1. module coco not found
Install the lua coco package by following the steps mentioned below:
Clone coco repository:
git clone https://github.com/pdollar/coco
Under coco/ run the following command:
luarocks make LuaAPI/rocks/coco-scm-1.rockspec
2. T_END at character 1 when running th train.lua
You need to reinstall torch 7 with lua 5.2 version. There is a step-by-step guide which explains how to install torch with lua 5.2. on this link.
This solution will work fine if you are training DeepMask using resnet model otherwise it could result in another error given below:
3. Failed to load function from bytecode: binary string: not a precompiled chunkWarning: Failed to load function from bytecode
You can resolve this problem by running the train.lua command with luajit instead of lua in following way:
luajit train.lua -dm /path/to/pretrained/deepmask
4. cannot open </pretrained/deepmask/model.t7> in mode r
This error was occurring while I was using the laujit version 2.0.5. You need to install luajit version 2.1.0 to resolve this issue.
You can install this by following the steps given below:
wget http://luajit.org/download/LuaJIT-2.1.0-beta3.tar.gz tar zxf LuaJIT-2.1.0-beta3.tar.gz make sudo make install
Add the path for luajit in your .bashrc. Usually Luajit is installed in this path:
5. DataSampler.lua:230: bad argument #3 to 'narrow'
Although I was able to convert my JSON files to t7 files correctly, while I was doing training I was getting this weird error after some initial epochs. After a lot of brainstorming I was able to resolve this problem by simply rounding off numbers in my annotation file.

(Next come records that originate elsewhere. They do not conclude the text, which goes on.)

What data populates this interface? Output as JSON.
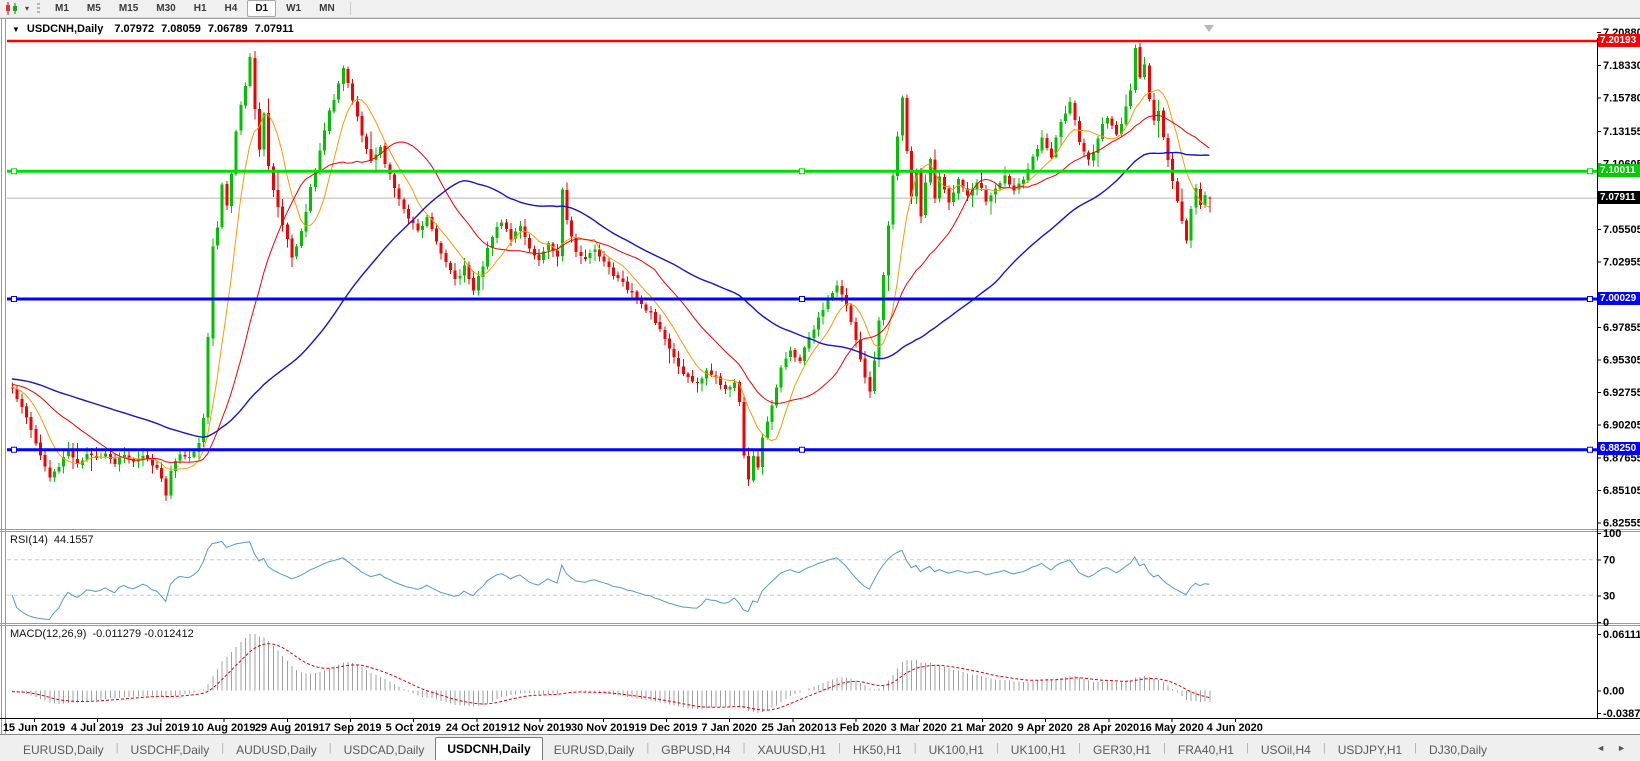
{
  "icons": {
    "title_caret": "▼",
    "dropdown_caret": "▾",
    "tab_prev": "◄",
    "tab_next": "►"
  },
  "toolbar": {
    "timeframes": [
      "M1",
      "M5",
      "M15",
      "M30",
      "H1",
      "H4",
      "D1",
      "W1",
      "MN"
    ],
    "active_timeframe": "D1"
  },
  "window": {
    "title_symbol": "USDCNH,Daily",
    "open": "7.07972",
    "high": "7.08059",
    "low": "7.06789",
    "close": "7.07911"
  },
  "colors": {
    "up": "#00c000",
    "down": "#f40000",
    "ma_fast": "#ff9900",
    "ma_mid": "#f40000",
    "ma_slow": "#1414cc",
    "rsi": "#4f9ad2",
    "rsi_dash": "#c8c8c8",
    "macd_hist": "#a0a0a0",
    "macd_signal": "#e00000"
  },
  "main_chart": {
    "price_axis_ticks": [
      "7.20880",
      "7.18330",
      "7.15780",
      "7.13155",
      "7.10605",
      "7.05505",
      "7.02955",
      "6.97855",
      "6.95305",
      "6.92755",
      "6.90205",
      "6.87655",
      "6.85105",
      "6.82555"
    ],
    "levels": [
      {
        "name": "resistance-line",
        "price": "7.20193",
        "color": "#ff0000",
        "badge_color": "#ff0000",
        "line_width": 2.5,
        "handles": false
      },
      {
        "name": "pivot-line",
        "price": "7.10011",
        "color": "#00dd00",
        "badge_color": "#00cc00",
        "line_width": 3,
        "handles": true
      },
      {
        "name": "current-price-line",
        "price": "7.07911",
        "color": "#b8b8b8",
        "badge_color": "#000000",
        "line_width": 1,
        "handles": false
      },
      {
        "name": "support-line-1",
        "price": "7.00029",
        "color": "#0000ff",
        "badge_color": "#0000ff",
        "line_width": 3,
        "handles": true
      },
      {
        "name": "support-line-2",
        "price": "6.88250",
        "color": "#0000ff",
        "badge_color": "#0000ff",
        "line_width": 3,
        "handles": true
      }
    ],
    "dates": [
      "15 Jun 2019",
      "4 Jul 2019",
      "23 Jul 2019",
      "10 Aug 2019",
      "29 Aug 2019",
      "17 Sep 2019",
      "5 Oct 2019",
      "24 Oct 2019",
      "12 Nov 2019",
      "30 Nov 2019",
      "19 Dec 2019",
      "7 Jan 2020",
      "25 Jan 2020",
      "13 Feb 2020",
      "3 Mar 2020",
      "21 Mar 2020",
      "9 Apr 2020",
      "28 Apr 2020",
      "16 May 2020",
      "4 Jun 2020"
    ]
  },
  "rsi_panel": {
    "label": "RSI(14)",
    "value": "44.1557",
    "axis": [
      "100",
      "70",
      "30",
      "0"
    ],
    "dashed_levels": [
      70,
      30
    ]
  },
  "macd_panel": {
    "label": "MACD(12,26,9)",
    "values": "-0.011279 -0.012412",
    "axis_top": "0.061119",
    "axis_zero": "0.00",
    "axis_bottom": "-0.038777"
  },
  "tabs": {
    "active_index": 4,
    "items": [
      "EURUSD,Daily",
      "USDCHF,Daily",
      "AUDUSD,Daily",
      "USDCAD,Daily",
      "USDCNH,Daily",
      "EURUSD,Daily",
      "GBPUSD,H4",
      "XAUUSD,H1",
      "HK50,H1",
      "UK100,H1",
      "UK100,H1",
      "GER30,H1",
      "FRA40,H1",
      "USOil,H4",
      "USDJPY,H1",
      "DJ30,Daily"
    ]
  },
  "chart_data": {
    "type": "candlestick",
    "symbol": "USDCNH",
    "timeframe": "Daily",
    "bars_visible": 258,
    "visible_range": {
      "price_min": 6.8214,
      "price_max": 7.2043,
      "date_start": "15 Jun 2019",
      "date_end": "4 Jun 2020"
    },
    "last_bar": {
      "open": 7.07972,
      "high": 7.08059,
      "low": 7.06789,
      "close": 7.07911
    },
    "horizontal_levels": [
      7.20193,
      7.10011,
      7.00029,
      6.8825
    ],
    "indicators": {
      "ma_fast_period": 8,
      "ma_mid_period": 21,
      "ma_slow_period": 55,
      "rsi": {
        "period": 14,
        "current": 44.1557,
        "levels": [
          70,
          30
        ]
      },
      "macd": {
        "fast": 12,
        "slow": 26,
        "signal": 9,
        "current_main": -0.011279,
        "current_signal": -0.012412
      }
    },
    "close_anchors": [
      [
        0,
        6.932
      ],
      [
        2,
        6.916
      ],
      [
        4,
        6.896
      ],
      [
        6,
        6.878
      ],
      [
        8,
        6.86
      ],
      [
        10,
        6.87
      ],
      [
        12,
        6.884
      ],
      [
        14,
        6.872
      ],
      [
        16,
        6.88
      ],
      [
        18,
        6.874
      ],
      [
        20,
        6.881
      ],
      [
        22,
        6.872
      ],
      [
        24,
        6.879
      ],
      [
        26,
        6.873
      ],
      [
        28,
        6.878
      ],
      [
        30,
        6.872
      ],
      [
        32,
        6.862
      ],
      [
        33,
        6.848
      ],
      [
        34,
        6.868
      ],
      [
        36,
        6.88
      ],
      [
        38,
        6.876
      ],
      [
        40,
        6.89
      ],
      [
        41,
        6.906
      ],
      [
        42,
        6.972
      ],
      [
        43,
        7.042
      ],
      [
        44,
        7.058
      ],
      [
        45,
        7.088
      ],
      [
        46,
        7.072
      ],
      [
        47,
        7.098
      ],
      [
        48,
        7.132
      ],
      [
        49,
        7.15
      ],
      [
        50,
        7.168
      ],
      [
        51,
        7.19
      ],
      [
        52,
        7.148
      ],
      [
        53,
        7.118
      ],
      [
        54,
        7.146
      ],
      [
        55,
        7.106
      ],
      [
        56,
        7.084
      ],
      [
        58,
        7.056
      ],
      [
        60,
        7.035
      ],
      [
        62,
        7.052
      ],
      [
        64,
        7.086
      ],
      [
        66,
        7.116
      ],
      [
        68,
        7.146
      ],
      [
        70,
        7.168
      ],
      [
        71,
        7.18
      ],
      [
        73,
        7.156
      ],
      [
        75,
        7.126
      ],
      [
        77,
        7.106
      ],
      [
        79,
        7.12
      ],
      [
        81,
        7.096
      ],
      [
        83,
        7.08
      ],
      [
        85,
        7.064
      ],
      [
        87,
        7.052
      ],
      [
        89,
        7.066
      ],
      [
        91,
        7.046
      ],
      [
        93,
        7.028
      ],
      [
        95,
        7.014
      ],
      [
        97,
        7.026
      ],
      [
        99,
        7.006
      ],
      [
        101,
        7.028
      ],
      [
        103,
        7.05
      ],
      [
        105,
        7.06
      ],
      [
        107,
        7.046
      ],
      [
        109,
        7.056
      ],
      [
        111,
        7.038
      ],
      [
        113,
        7.03
      ],
      [
        115,
        7.046
      ],
      [
        117,
        7.034
      ],
      [
        118,
        7.086
      ],
      [
        119,
        7.06
      ],
      [
        121,
        7.038
      ],
      [
        123,
        7.03
      ],
      [
        125,
        7.04
      ],
      [
        127,
        7.03
      ],
      [
        129,
        7.02
      ],
      [
        131,
        7.012
      ],
      [
        133,
        7.004
      ],
      [
        135,
        6.998
      ],
      [
        137,
        6.988
      ],
      [
        139,
        6.976
      ],
      [
        141,
        6.96
      ],
      [
        143,
        6.946
      ],
      [
        145,
        6.94
      ],
      [
        147,
        6.936
      ],
      [
        149,
        6.944
      ],
      [
        151,
        6.938
      ],
      [
        153,
        6.93
      ],
      [
        155,
        6.934
      ],
      [
        156,
        6.918
      ],
      [
        157,
        6.876
      ],
      [
        158,
        6.858
      ],
      [
        159,
        6.878
      ],
      [
        160,
        6.868
      ],
      [
        161,
        6.89
      ],
      [
        163,
        6.918
      ],
      [
        165,
        6.946
      ],
      [
        167,
        6.96
      ],
      [
        169,
        6.953
      ],
      [
        171,
        6.97
      ],
      [
        173,
        6.984
      ],
      [
        175,
        6.998
      ],
      [
        177,
        7.01
      ],
      [
        179,
        6.996
      ],
      [
        181,
        6.97
      ],
      [
        183,
        6.938
      ],
      [
        184,
        6.926
      ],
      [
        185,
        6.952
      ],
      [
        186,
        6.982
      ],
      [
        187,
        7.018
      ],
      [
        188,
        7.058
      ],
      [
        189,
        7.098
      ],
      [
        190,
        7.126
      ],
      [
        191,
        7.16
      ],
      [
        192,
        7.118
      ],
      [
        193,
        7.08
      ],
      [
        194,
        7.102
      ],
      [
        195,
        7.064
      ],
      [
        196,
        7.09
      ],
      [
        197,
        7.11
      ],
      [
        198,
        7.08
      ],
      [
        199,
        7.094
      ],
      [
        201,
        7.076
      ],
      [
        203,
        7.092
      ],
      [
        205,
        7.08
      ],
      [
        207,
        7.092
      ],
      [
        209,
        7.078
      ],
      [
        211,
        7.088
      ],
      [
        213,
        7.098
      ],
      [
        215,
        7.084
      ],
      [
        217,
        7.094
      ],
      [
        219,
        7.11
      ],
      [
        221,
        7.128
      ],
      [
        223,
        7.112
      ],
      [
        225,
        7.14
      ],
      [
        227,
        7.155
      ],
      [
        229,
        7.122
      ],
      [
        231,
        7.108
      ],
      [
        233,
        7.126
      ],
      [
        235,
        7.144
      ],
      [
        237,
        7.128
      ],
      [
        239,
        7.15
      ],
      [
        240,
        7.164
      ],
      [
        241,
        7.195
      ],
      [
        242,
        7.172
      ],
      [
        243,
        7.183
      ],
      [
        244,
        7.156
      ],
      [
        245,
        7.138
      ],
      [
        246,
        7.148
      ],
      [
        247,
        7.126
      ],
      [
        248,
        7.108
      ],
      [
        249,
        7.093
      ],
      [
        250,
        7.076
      ],
      [
        251,
        7.06
      ],
      [
        252,
        7.046
      ],
      [
        253,
        7.07
      ],
      [
        254,
        7.086
      ],
      [
        255,
        7.074
      ],
      [
        256,
        7.081
      ],
      [
        257,
        7.07911
      ]
    ]
  }
}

6. DataSampler.lua:230: bad argument #2 to 'narrow'
This error was occuring because of presence of negative values in my segmentation key for some images. After resolving this error, I was able to run training correctly.

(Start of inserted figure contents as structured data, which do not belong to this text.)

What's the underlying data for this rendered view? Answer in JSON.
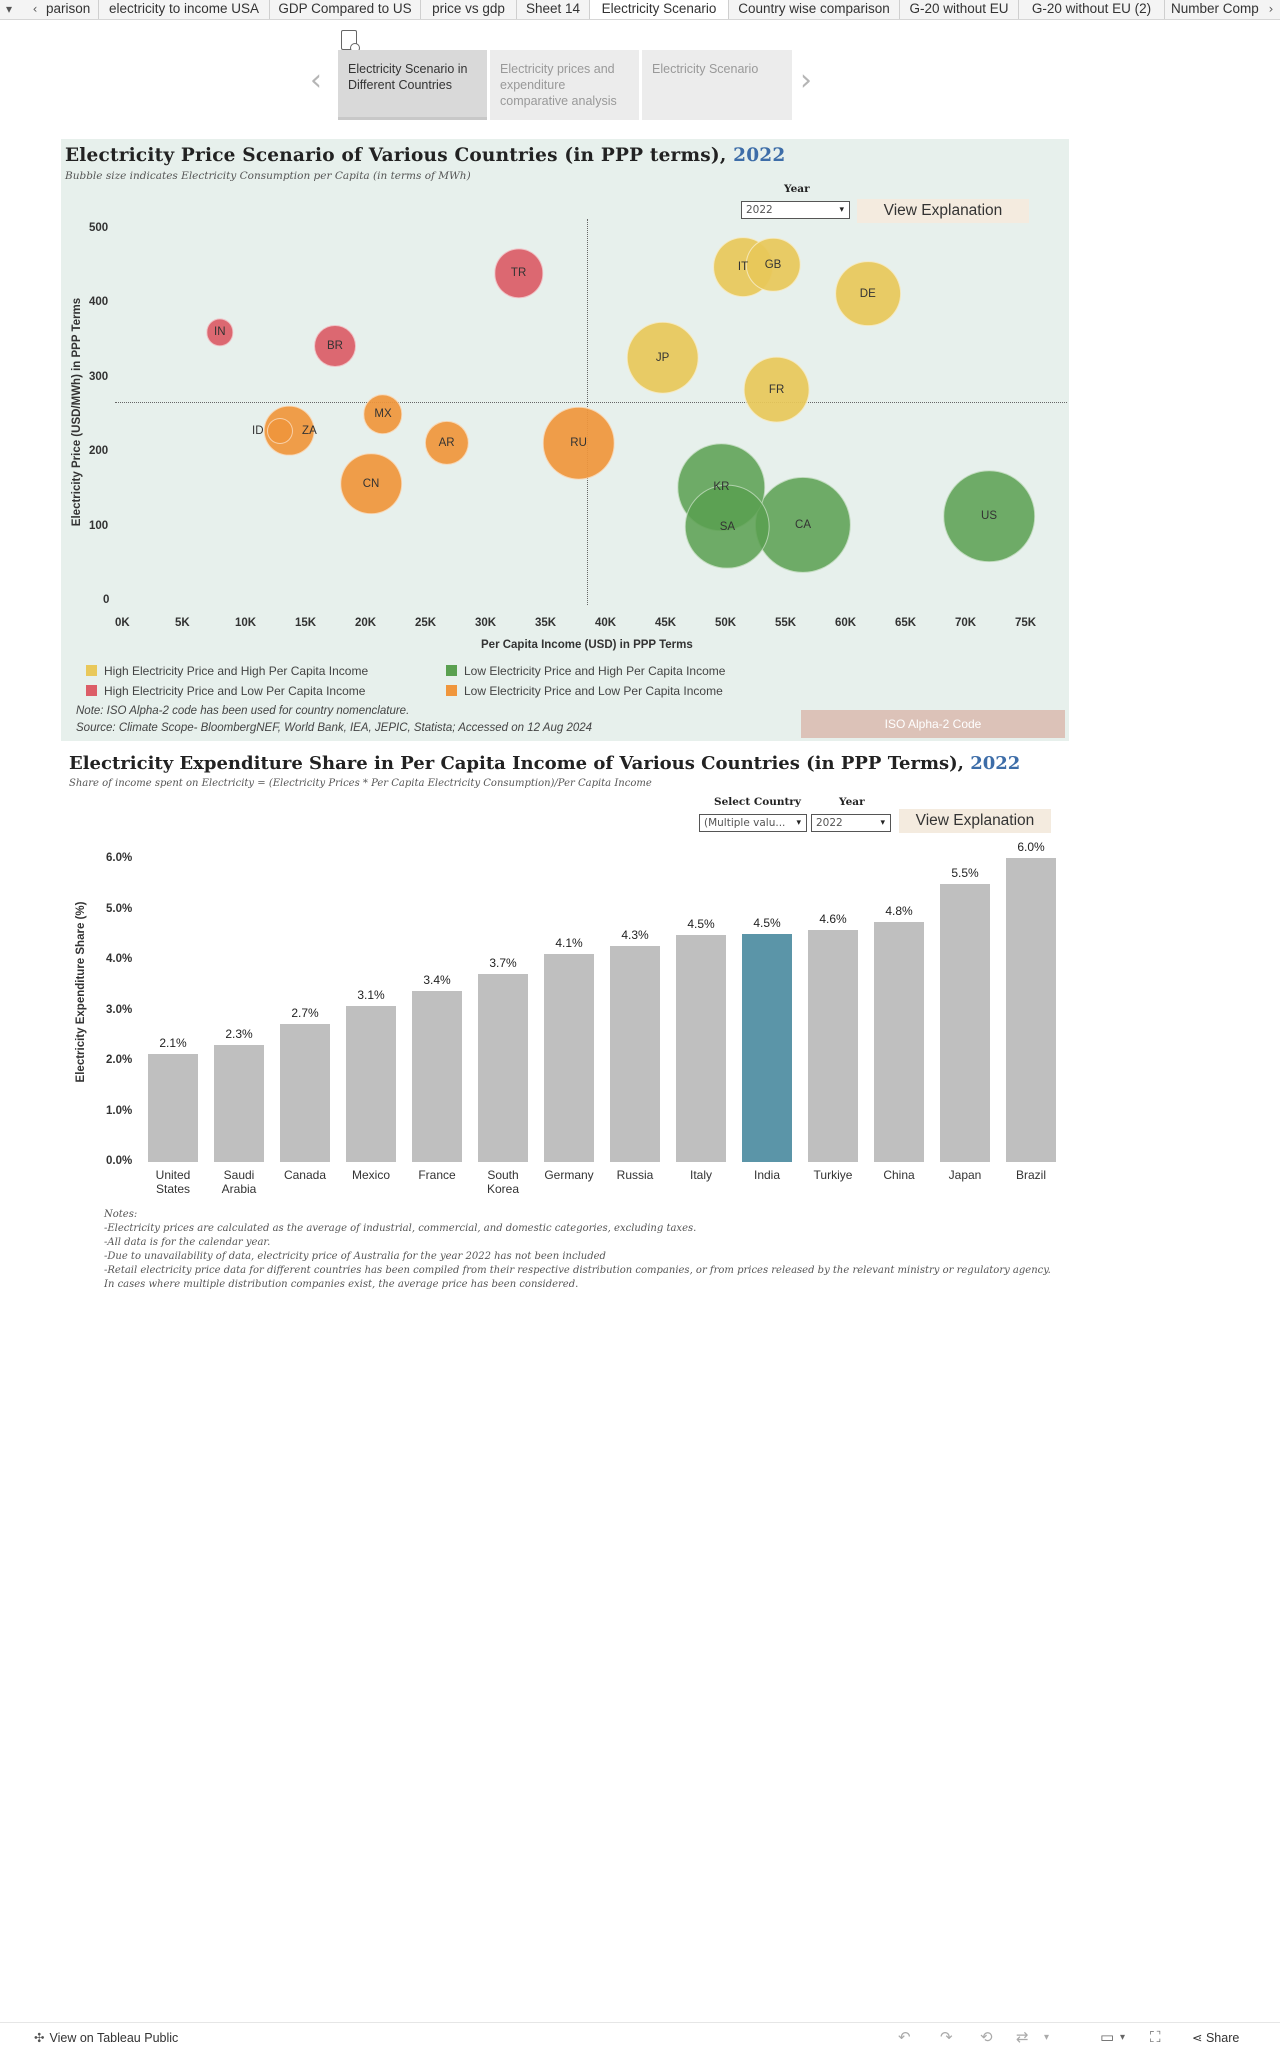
{
  "tabs": {
    "items": [
      {
        "label": "parison"
      },
      {
        "label": "electricity to income USA"
      },
      {
        "label": "GDP Compared to US"
      },
      {
        "label": "price vs gdp"
      },
      {
        "label": "Sheet 14"
      },
      {
        "label": "Electricity Scenario",
        "active": true
      },
      {
        "label": "Country wise comparison"
      },
      {
        "label": "G-20 without EU"
      },
      {
        "label": "G-20 without EU (2)"
      },
      {
        "label": "Number Comp"
      }
    ]
  },
  "story": {
    "points": [
      {
        "label": "Electricity Scenario in Different Countries"
      },
      {
        "label": "Electricity prices and expenditure comparative analysis"
      },
      {
        "label": "Electricity Scenario"
      }
    ]
  },
  "dashboard1": {
    "title": "Electricity Price Scenario of Various Countries (in PPP terms),",
    "title_year": "2022",
    "subtitle": "Bubble size indicates Electricity Consumption per Capita (in terms of MWh)",
    "year_label": "Year",
    "year_value": "2022",
    "explain_label": "View Explanation",
    "iso_label": "ISO Alpha-2 Code",
    "note": "Note: ISO Alpha-2 code has been used for country nomenclature.",
    "source": "Source: Climate Scope- BloombergNEF, World Bank, IEA, JEPIC, Statista; Accessed on 12 Aug 2024"
  },
  "chart_data": [
    {
      "type": "scatter",
      "title": "Electricity Price Scenario of Various Countries (in PPP terms), 2022",
      "xlabel": "Per Capita Income (USD) in PPP Terms",
      "ylabel": "Electricity Price (USD/MWh) in PPP Terms",
      "xlim": [
        0,
        78000
      ],
      "ylim": [
        0,
        520
      ],
      "x_ticks": [
        "0K",
        "5K",
        "10K",
        "15K",
        "20K",
        "25K",
        "30K",
        "35K",
        "40K",
        "45K",
        "50K",
        "55K",
        "60K",
        "65K",
        "70K",
        "75K"
      ],
      "y_ticks": [
        "0",
        "100",
        "200",
        "300",
        "400",
        "500"
      ],
      "reference_lines": {
        "x": 38500,
        "y": 268
      },
      "legend": [
        {
          "label": "High Electricity Price and High Per Capita Income",
          "color": "#e9c85a"
        },
        {
          "label": "High Electricity Price and Low Per Capita Income",
          "color": "#dc5d67"
        },
        {
          "label": "Low Electricity Price and High Per Capita Income",
          "color": "#5aa050"
        },
        {
          "label": "Low Electricity Price and Low Per Capita Income",
          "color": "#f0963c"
        }
      ],
      "points": [
        {
          "code": "IN",
          "x": 7900,
          "y": 362,
          "size": 1.1,
          "group": 1
        },
        {
          "code": "BR",
          "x": 17500,
          "y": 343,
          "size": 2.6,
          "group": 1
        },
        {
          "code": "TR",
          "x": 32800,
          "y": 441,
          "size": 3.6,
          "group": 1
        },
        {
          "code": "ID",
          "x": 12900,
          "y": 229,
          "size": 1.0,
          "group": 3,
          "label_side": "left"
        },
        {
          "code": "ZA",
          "x": 13700,
          "y": 230,
          "size": 3.8,
          "group": 3,
          "label_side": "right"
        },
        {
          "code": "MX",
          "x": 21500,
          "y": 252,
          "size": 2.3,
          "group": 3
        },
        {
          "code": "AR",
          "x": 26800,
          "y": 214,
          "size": 2.9,
          "group": 3
        },
        {
          "code": "CN",
          "x": 20500,
          "y": 159,
          "size": 5.6,
          "group": 3
        },
        {
          "code": "RU",
          "x": 37800,
          "y": 213,
          "size": 7.8,
          "group": 3
        },
        {
          "code": "JP",
          "x": 44800,
          "y": 328,
          "size": 7.8,
          "group": 0
        },
        {
          "code": "IT",
          "x": 51500,
          "y": 449,
          "size": 5.3,
          "group": 0
        },
        {
          "code": "GB",
          "x": 54000,
          "y": 453,
          "size": 4.4,
          "group": 0
        },
        {
          "code": "DE",
          "x": 61900,
          "y": 414,
          "size": 6.4,
          "group": 0
        },
        {
          "code": "FR",
          "x": 54300,
          "y": 285,
          "size": 6.6,
          "group": 0
        },
        {
          "code": "KR",
          "x": 49700,
          "y": 154,
          "size": 11.3,
          "group": 2
        },
        {
          "code": "SA",
          "x": 50200,
          "y": 101,
          "size": 10.6,
          "group": 2
        },
        {
          "code": "CA",
          "x": 56500,
          "y": 103,
          "size": 13.7,
          "group": 2
        },
        {
          "code": "US",
          "x": 72000,
          "y": 115,
          "size": 12.4,
          "group": 2
        }
      ]
    },
    {
      "type": "bar",
      "title": "Electricity Expenditure Share in Per Capita Income of Various Countries (in PPP Terms), 2022",
      "ylabel": "Electricity Expenditure Share (%)",
      "ylim": [
        0,
        6.0
      ],
      "y_ticks": [
        "0.0%",
        "1.0%",
        "2.0%",
        "3.0%",
        "4.0%",
        "5.0%",
        "6.0%"
      ],
      "categories": [
        "United States",
        "Saudi Arabia",
        "Canada",
        "Mexico",
        "France",
        "South Korea",
        "Germany",
        "Russia",
        "Italy",
        "India",
        "Turkiye",
        "China",
        "Japan",
        "Brazil"
      ],
      "values": [
        2.14,
        2.31,
        2.74,
        3.08,
        3.38,
        3.72,
        4.11,
        4.28,
        4.49,
        4.52,
        4.6,
        4.76,
        5.51,
        6.01
      ],
      "value_labels": [
        "2.1%",
        "2.3%",
        "2.7%",
        "3.1%",
        "3.4%",
        "3.7%",
        "4.1%",
        "4.3%",
        "4.5%",
        "4.5%",
        "4.6%",
        "4.8%",
        "5.5%",
        "6.0%"
      ],
      "highlight": "India",
      "bar_color": "#bfbfbf",
      "highlight_color": "#5b95a8"
    }
  ],
  "dashboard2": {
    "title": "Electricity Expenditure Share in Per Capita Income of Various Countries (in PPP Terms),",
    "title_year": "2022",
    "subtitle": "Share of income spent on Electricity = (Electricity Prices * Per Capita Electricity Consumption)/Per Capita Income",
    "country_label": "Select Country",
    "country_value": "(Multiple valu...",
    "year_label": "Year",
    "year_value": "2022",
    "explain_label": "View Explanation",
    "notes": [
      "Notes:",
      "-Electricity prices are calculated as the average of industrial, commercial, and domestic categories, excluding taxes.",
      "-All data is for the calendar year.",
      "-Due to unavailability of data, electricity price of Australia for the year 2022 has not been included",
      "-Retail electricity price data for different countries has been compiled from their respective distribution companies, or from prices released by the relevant ministry or regulatory agency. In cases where multiple distribution companies exist, the average price has been considered."
    ]
  },
  "footer": {
    "tableau_label": "View on Tableau Public",
    "share_label": "Share"
  }
}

7. Bad argument # 2 to '?'
This was not a problem in my JSON file. I had only one category initially in my dataset, while in DeepMask, the number of categories is hardcoded to be 80. So I had to change this line of code to keep running the training correctly:
local cat,ann = torch.random(80)
Changing 80 to 1 resolved the issue.
8. Getting 'nan' as loss after few iterations, when training with custom dataset
It was because DeepMask uses default learning rate schedule. I solved this problem by changing my learning rate to 1e-06.